Trigonometry, Part 7

Another way to analyse trig equations is to use the graph of the trig function involved instead of the unit circle. The following graphs of the basic trig functions were obtained from https://www.mathsisfun.com/algebra/trig-sin-cos-tan-graphs.html.

sine graph
cosine graph
tangent graph

Let’s talk about the sine function, the first graph, though the following discussion can be generalised to the other two.

There are key points on this graph: the peaks and where it crosses the x-axis. The values of x where the sine is zero are 0, ±𝜋, ±2𝜋, ±3𝜋, … . The positive and negative peaks occur at ±𝜋/2, ±3𝜋/2, ±5𝜋/2, … . Also note that the sine goes from -1 to 1, a total distance of 2. The amplitude is defined as half of this distance, so the amplitude of the basic sine wave is 1.

Another aspect to notice is that the curve repeats every 2𝜋 radians. That means that given any x value, adding or subtracting any multiple of 2𝜋 to x will result in the same sine value. This is the definition of a function’s period. The basic sine function has a period of 2𝜋. Mathematically,

sin(x +2n𝜋) = sin(x), where n is any integer.

So let’s look at the solution to sin x = 1/2, 0 ≤ x ≤ 2𝜋. Instead of the unit circle, the sine graph can be used instead:

Noticing that 𝜋/6 has a sine of 1/2, we can use the symmetry of the sine graph to find the other angle with the same sine, 𝜋 – 𝜋/6 = 5𝜋/6. These are the two answers for the given domain.

What if the given domain was -2𝜋 ≤ x ≤ 2𝜋? Because the period of the basic sine wave is 2𝜋, you can add or subtract multiples of 2𝜋 to the basic angles found to get the answers in the required interval.
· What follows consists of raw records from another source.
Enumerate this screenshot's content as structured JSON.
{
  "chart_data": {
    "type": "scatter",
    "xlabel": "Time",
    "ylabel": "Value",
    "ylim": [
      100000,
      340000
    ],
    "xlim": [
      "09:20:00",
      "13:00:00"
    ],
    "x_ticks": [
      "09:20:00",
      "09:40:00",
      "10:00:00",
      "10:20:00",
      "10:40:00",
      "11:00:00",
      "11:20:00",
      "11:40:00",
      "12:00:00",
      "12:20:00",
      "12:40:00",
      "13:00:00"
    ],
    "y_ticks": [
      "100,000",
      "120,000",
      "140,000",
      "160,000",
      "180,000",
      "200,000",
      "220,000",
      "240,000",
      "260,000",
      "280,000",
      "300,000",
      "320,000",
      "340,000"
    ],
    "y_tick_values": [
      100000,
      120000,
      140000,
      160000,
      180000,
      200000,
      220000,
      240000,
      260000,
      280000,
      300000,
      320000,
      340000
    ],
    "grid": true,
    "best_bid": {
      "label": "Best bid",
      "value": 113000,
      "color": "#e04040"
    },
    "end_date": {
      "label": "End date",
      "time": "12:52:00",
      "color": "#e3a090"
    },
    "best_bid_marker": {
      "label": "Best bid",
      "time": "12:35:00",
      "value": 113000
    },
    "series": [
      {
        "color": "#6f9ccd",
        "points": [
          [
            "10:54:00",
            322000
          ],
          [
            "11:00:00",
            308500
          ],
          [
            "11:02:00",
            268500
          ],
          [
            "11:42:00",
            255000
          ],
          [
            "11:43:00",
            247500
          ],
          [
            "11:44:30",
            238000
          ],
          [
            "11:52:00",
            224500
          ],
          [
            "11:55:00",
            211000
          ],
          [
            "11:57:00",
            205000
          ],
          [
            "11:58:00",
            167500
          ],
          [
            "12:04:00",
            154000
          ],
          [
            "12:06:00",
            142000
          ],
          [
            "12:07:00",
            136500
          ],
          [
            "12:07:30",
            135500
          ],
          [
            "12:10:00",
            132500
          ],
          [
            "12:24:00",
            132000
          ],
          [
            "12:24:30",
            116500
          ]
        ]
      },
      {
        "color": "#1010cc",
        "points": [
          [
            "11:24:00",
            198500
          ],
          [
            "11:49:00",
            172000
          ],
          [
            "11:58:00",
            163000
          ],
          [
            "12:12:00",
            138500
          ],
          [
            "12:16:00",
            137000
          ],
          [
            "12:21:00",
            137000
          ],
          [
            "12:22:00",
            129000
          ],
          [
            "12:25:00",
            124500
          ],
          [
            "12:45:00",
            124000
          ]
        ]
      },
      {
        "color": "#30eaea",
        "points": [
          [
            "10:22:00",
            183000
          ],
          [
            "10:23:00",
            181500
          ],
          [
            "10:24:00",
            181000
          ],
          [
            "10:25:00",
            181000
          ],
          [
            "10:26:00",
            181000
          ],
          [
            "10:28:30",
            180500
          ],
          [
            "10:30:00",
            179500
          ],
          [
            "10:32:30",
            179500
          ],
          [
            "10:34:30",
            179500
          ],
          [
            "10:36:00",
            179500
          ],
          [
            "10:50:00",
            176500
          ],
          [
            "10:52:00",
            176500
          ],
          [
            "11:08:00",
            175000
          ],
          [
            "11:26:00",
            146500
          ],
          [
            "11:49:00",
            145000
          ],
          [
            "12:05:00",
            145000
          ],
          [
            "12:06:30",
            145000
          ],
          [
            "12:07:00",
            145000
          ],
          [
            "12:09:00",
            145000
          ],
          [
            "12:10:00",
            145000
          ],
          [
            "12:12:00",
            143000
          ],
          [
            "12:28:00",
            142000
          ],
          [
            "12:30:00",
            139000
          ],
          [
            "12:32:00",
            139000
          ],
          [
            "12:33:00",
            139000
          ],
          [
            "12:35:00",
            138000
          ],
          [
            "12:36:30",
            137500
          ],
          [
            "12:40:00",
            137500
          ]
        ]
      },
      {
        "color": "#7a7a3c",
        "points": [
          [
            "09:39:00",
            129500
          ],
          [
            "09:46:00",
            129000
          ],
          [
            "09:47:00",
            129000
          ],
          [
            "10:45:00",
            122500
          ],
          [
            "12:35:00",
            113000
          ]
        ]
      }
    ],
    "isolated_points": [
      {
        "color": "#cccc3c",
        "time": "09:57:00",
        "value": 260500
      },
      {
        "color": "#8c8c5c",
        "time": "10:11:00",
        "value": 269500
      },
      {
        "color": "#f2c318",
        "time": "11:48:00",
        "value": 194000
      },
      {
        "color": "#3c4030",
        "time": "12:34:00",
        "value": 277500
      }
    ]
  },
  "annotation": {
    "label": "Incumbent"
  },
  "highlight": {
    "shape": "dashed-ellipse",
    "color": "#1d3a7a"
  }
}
In this case, subtract 2𝜋 from each of the basic angles previously found to get:

𝜋/6 – 2𝜋 = -11𝜋/6
5𝜋/6 – 2𝜋 = -7𝜋/6

as the other two answers.

If the problem at hand is more complex like 2sin(2x +𝜋) -1 which I solved in my last post, you solve it as before except you use the sine graph instead of the unit circle to find the basic angles, then proceed as before.